Когда его группа отходила в глубь леса, буквально натолкнулись на партизан из другого отряда. Быстро сориентировались, кто куда, и через несколько минут фашистов, идущих шеренгой в обход отступившей группы, встретили огнем с двух сторон. Отбросили назад. Бой переместился на опушку. Днем стреляли куда прицельнее. Мы одолеваем их, подумал Андрий, одолеваем, это заметно. Они боятся — вот в чем штука, а мы — нет. Это тоже видно. После Клермон-Феррана они и впрямь стали пугливее...
В пятнадцать часов фашисты выбросили белый флаг, прекратив огонь сначала возле автоколонны, а потом на всех остальных рубежах.
Бросая оружие, поднимая руки, они выходили друг за другом на дорогу. И вот уже в колонне хозяйничают партизаны, выстраивая пленных, складывая оружие в машины. Бой, кажется, завершился.
Андрий спускался со своими пулеметчиками вниз, на дорогу, пошатываясь от усталости, от слабости после того, как неожиданно спало напряжение. Им овладело тяжелое спокойствие, даже странное, удивлявшее его самого равнодушие. Все закончилось. А я устал, мелькнула мысль, интересно, как они? Он оглянулся. Заострившийся подбородок Пако, время от времени облизывавшего пересохшие губы; непроницаемое Лицо Сато, его спокойный взгляд сквозь привычные, в трещинках стеклышки очков; меланхолическая улыбка Строгова, пулемет на плечах, обе руки подняты к оружию, будто покоятся на нем; настороженный, птичий взгляд Антуана вниз, на автоколонну; дымок от неизменной трубки Симона; все в копоти, заросшее рыжеватой щетиной лицо Збышека. Вот так и живем, думал Андрий, вот так и живем, пока живы. Война скоро закончится, может, и дотянем. А дальше что?

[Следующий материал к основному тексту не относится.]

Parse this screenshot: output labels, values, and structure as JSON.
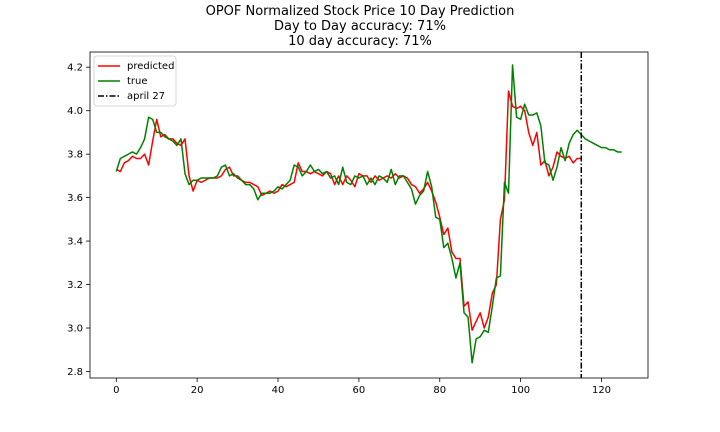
{
  "chart_data": {
    "type": "line",
    "title_lines": [
      "OPOF Normalized Stock Price 10 Day Prediction",
      "Day to Day accuracy: 71%",
      "10 day accuracy: 71%"
    ],
    "xlabel": "",
    "ylabel": "",
    "xlim": [
      -6.5,
      131.5
    ],
    "ylim": [
      2.77,
      4.27
    ],
    "x_ticks": [
      0,
      20,
      40,
      60,
      80,
      100,
      120
    ],
    "y_ticks": [
      2.8,
      3.0,
      3.2,
      3.4,
      3.6,
      3.8,
      4.0,
      4.2
    ],
    "x_tick_labels": [
      "0",
      "20",
      "40",
      "60",
      "80",
      "100",
      "120"
    ],
    "y_tick_labels": [
      "2.8",
      "3.0",
      "3.2",
      "3.4",
      "3.6",
      "3.8",
      "4.0",
      "4.2"
    ],
    "grid": false,
    "legend_position": "top-left",
    "series": [
      {
        "name": "predicted",
        "color": "#ff0000",
        "style": "solid",
        "x": [
          0,
          1,
          2,
          3,
          4,
          5,
          6,
          7,
          8,
          9,
          10,
          11,
          12,
          13,
          14,
          15,
          16,
          17,
          18,
          19,
          20,
          21,
          22,
          23,
          24,
          25,
          26,
          27,
          28,
          29,
          30,
          31,
          32,
          33,
          34,
          35,
          36,
          37,
          38,
          39,
          40,
          41,
          42,
          43,
          44,
          45,
          46,
          47,
          48,
          49,
          50,
          51,
          52,
          53,
          54,
          55,
          56,
          57,
          58,
          59,
          60,
          61,
          62,
          63,
          64,
          65,
          66,
          67,
          68,
          69,
          70,
          71,
          72,
          73,
          74,
          75,
          76,
          77,
          78,
          79,
          80,
          81,
          82,
          83,
          84,
          85,
          86,
          87,
          88,
          89,
          90,
          91,
          92,
          93,
          94,
          95,
          96,
          97,
          98,
          99,
          100,
          101,
          102,
          103,
          104,
          105,
          106,
          107,
          108,
          109,
          110,
          111,
          112,
          113,
          114,
          115
        ],
        "y": [
          3.73,
          3.72,
          3.76,
          3.77,
          3.79,
          3.78,
          3.78,
          3.8,
          3.75,
          3.86,
          3.96,
          3.88,
          3.89,
          3.87,
          3.87,
          3.85,
          3.84,
          3.87,
          3.7,
          3.63,
          3.68,
          3.67,
          3.68,
          3.69,
          3.69,
          3.69,
          3.7,
          3.73,
          3.74,
          3.7,
          3.7,
          3.68,
          3.67,
          3.67,
          3.66,
          3.65,
          3.61,
          3.62,
          3.63,
          3.62,
          3.63,
          3.66,
          3.65,
          3.66,
          3.67,
          3.76,
          3.72,
          3.72,
          3.71,
          3.72,
          3.71,
          3.7,
          3.72,
          3.71,
          3.66,
          3.7,
          3.66,
          3.7,
          3.68,
          3.65,
          3.71,
          3.7,
          3.7,
          3.67,
          3.7,
          3.68,
          3.69,
          3.7,
          3.69,
          3.71,
          3.69,
          3.7,
          3.69,
          3.66,
          3.65,
          3.62,
          3.64,
          3.67,
          3.63,
          3.58,
          3.51,
          3.43,
          3.46,
          3.35,
          3.32,
          3.32,
          3.1,
          3.12,
          2.99,
          3.03,
          3.07,
          3.0,
          3.05,
          3.16,
          3.2,
          3.5,
          3.59,
          4.09,
          4.02,
          4.01,
          4.02,
          4.0,
          3.9,
          3.84,
          3.9,
          3.75,
          3.77,
          3.7,
          3.74,
          3.81,
          3.79,
          3.78,
          3.79,
          3.76,
          3.78,
          3.78
        ],
        "color_name": "red"
      },
      {
        "name": "true",
        "color": "#008000",
        "style": "solid",
        "x": [
          0,
          1,
          2,
          3,
          4,
          5,
          6,
          7,
          8,
          9,
          10,
          11,
          12,
          13,
          14,
          15,
          16,
          17,
          18,
          19,
          20,
          21,
          22,
          23,
          24,
          25,
          26,
          27,
          28,
          29,
          30,
          31,
          32,
          33,
          34,
          35,
          36,
          37,
          38,
          39,
          40,
          41,
          42,
          43,
          44,
          45,
          46,
          47,
          48,
          49,
          50,
          51,
          52,
          53,
          54,
          55,
          56,
          57,
          58,
          59,
          60,
          61,
          62,
          63,
          64,
          65,
          66,
          67,
          68,
          69,
          70,
          71,
          72,
          73,
          74,
          75,
          76,
          77,
          78,
          79,
          80,
          81,
          82,
          83,
          84,
          85,
          86,
          87,
          88,
          89,
          90,
          91,
          92,
          93,
          94,
          95,
          96,
          97,
          98,
          99,
          100,
          101,
          102,
          103,
          104,
          105,
          106,
          107,
          108,
          109,
          110,
          111,
          112,
          113,
          114,
          115,
          116,
          117,
          118,
          119,
          120,
          121,
          122,
          123,
          124,
          125
        ],
        "y": [
          3.72,
          3.78,
          3.79,
          3.8,
          3.81,
          3.8,
          3.83,
          3.87,
          3.97,
          3.96,
          3.9,
          3.9,
          3.88,
          3.87,
          3.86,
          3.84,
          3.87,
          3.71,
          3.66,
          3.68,
          3.68,
          3.69,
          3.69,
          3.69,
          3.69,
          3.7,
          3.74,
          3.75,
          3.7,
          3.71,
          3.69,
          3.68,
          3.66,
          3.66,
          3.64,
          3.59,
          3.62,
          3.62,
          3.62,
          3.63,
          3.65,
          3.64,
          3.66,
          3.68,
          3.75,
          3.74,
          3.7,
          3.72,
          3.75,
          3.72,
          3.73,
          3.71,
          3.72,
          3.69,
          3.7,
          3.66,
          3.74,
          3.67,
          3.66,
          3.7,
          3.69,
          3.7,
          3.66,
          3.69,
          3.66,
          3.7,
          3.69,
          3.67,
          3.73,
          3.66,
          3.7,
          3.7,
          3.67,
          3.64,
          3.57,
          3.61,
          3.63,
          3.72,
          3.65,
          3.51,
          3.5,
          3.37,
          3.39,
          3.32,
          3.23,
          3.3,
          3.07,
          3.05,
          2.84,
          2.95,
          2.96,
          2.99,
          2.98,
          3.1,
          3.23,
          3.24,
          3.67,
          3.62,
          4.21,
          3.97,
          3.96,
          4.03,
          3.98,
          3.98,
          3.99,
          3.93,
          3.76,
          3.75,
          3.68,
          3.74,
          3.83,
          3.77,
          3.85,
          3.89,
          3.91,
          3.89,
          3.87,
          3.86,
          3.85,
          3.84,
          3.83,
          3.83,
          3.82,
          3.82,
          3.81,
          3.81
        ]
      }
    ],
    "vline": {
      "name": "april 27",
      "x": 115,
      "color": "#000000",
      "style": "dash-dot"
    },
    "legend_entries": [
      "predicted",
      "true",
      "april 27"
    ]
  }
}
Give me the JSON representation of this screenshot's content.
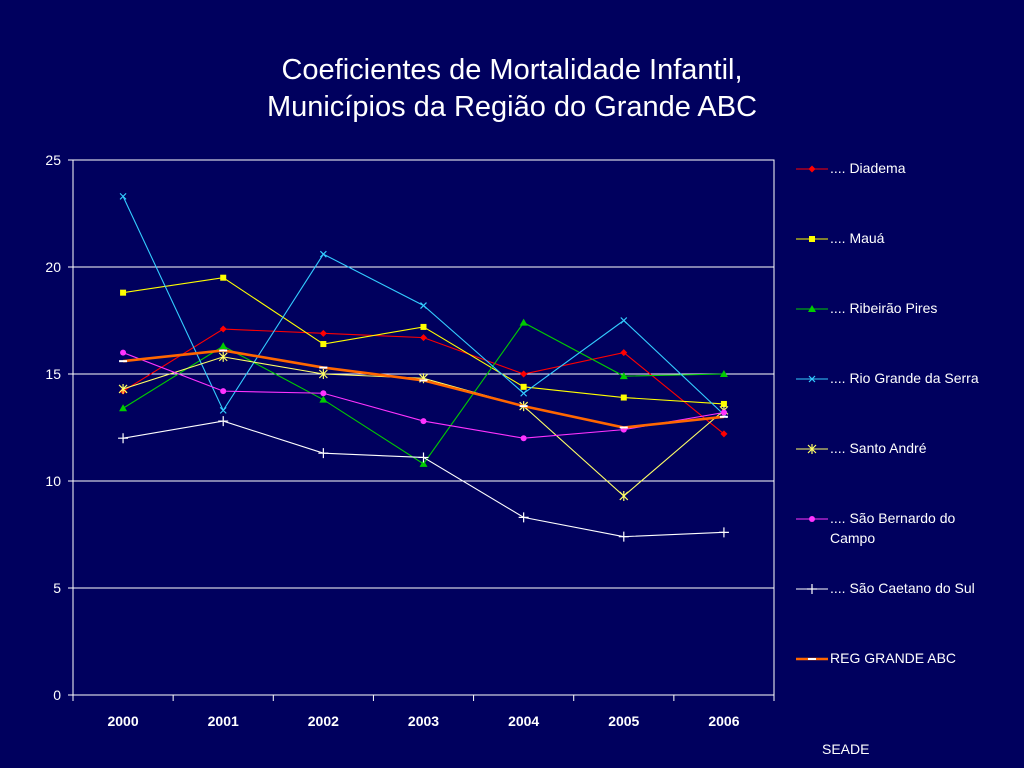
{
  "slide": {
    "title_line1": "Coeficientes de Mortalidade Infantil,",
    "title_line2": "Municípios da Região do Grande ABC",
    "source": "SEADE"
  },
  "colors": {
    "background": "#00005e",
    "grid": "#ffffff",
    "text": "#ffffff"
  },
  "chart_data": {
    "type": "line",
    "title": "Coeficientes de Mortalidade Infantil, Municípios da Região do Grande ABC",
    "xlabel": "",
    "ylabel": "",
    "categories": [
      "2000",
      "2001",
      "2002",
      "2003",
      "2004",
      "2005",
      "2006"
    ],
    "ylim": [
      0,
      25
    ],
    "yticks": [
      0,
      5,
      10,
      15,
      20,
      25
    ],
    "grid": "horizontal",
    "legend": "right",
    "series": [
      {
        "name": ".... Diadema",
        "color": "#ff0000",
        "marker": "diamond",
        "values": [
          14.2,
          17.1,
          16.9,
          16.7,
          15.0,
          16.0,
          12.2
        ]
      },
      {
        "name": ".... Mauá",
        "color": "#ffff00",
        "marker": "square",
        "values": [
          18.8,
          19.5,
          16.4,
          17.2,
          14.4,
          13.9,
          13.6
        ]
      },
      {
        "name": ".... Ribeirão Pires",
        "color": "#00cc00",
        "marker": "triangle",
        "values": [
          13.4,
          16.3,
          13.8,
          10.8,
          17.4,
          14.9,
          15.0
        ]
      },
      {
        "name": ".... Rio Grande da Serra",
        "color": "#33ccff",
        "marker": "x",
        "values": [
          23.3,
          13.3,
          20.6,
          18.2,
          14.1,
          17.5,
          13.1
        ]
      },
      {
        "name": ".... Santo André",
        "color": "#ffff66",
        "marker": "asterisk",
        "values": [
          14.3,
          15.8,
          15.0,
          14.8,
          13.5,
          9.3,
          13.3
        ]
      },
      {
        "name": ".... São Bernardo do Campo",
        "color": "#ff33ff",
        "marker": "circle",
        "values": [
          16.0,
          14.2,
          14.1,
          12.8,
          12.0,
          12.4,
          13.2
        ]
      },
      {
        "name": ".... São Caetano do Sul",
        "color": "#ffffff",
        "marker": "plus",
        "values": [
          12.0,
          12.8,
          11.3,
          11.1,
          8.3,
          7.4,
          7.6
        ]
      },
      {
        "name": "REG GRANDE ABC",
        "color": "#ff6600",
        "marker": "dash",
        "values": [
          15.6,
          16.1,
          15.3,
          14.7,
          13.5,
          12.5,
          13.0
        ]
      }
    ]
  }
}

Пленных собрали в Эстиварее. В штабе партизанского соединения допрашивали немецких офицеров. Всего в колонне гитлеровцев было тысяча сто восемьдесят человек. Майор, возглавлявший колонну, отвечал четко и бесстрастно. Сколько убито, не знает. Раненые все здесь.
— А вы знаете, — улыбнулся Массат, когда допрос закончился и все, что требовалось, немец сообщил, — а вы знаете, что, когда мы вас встретили, я и мой отряд, нас было шестьдесят четыре человека.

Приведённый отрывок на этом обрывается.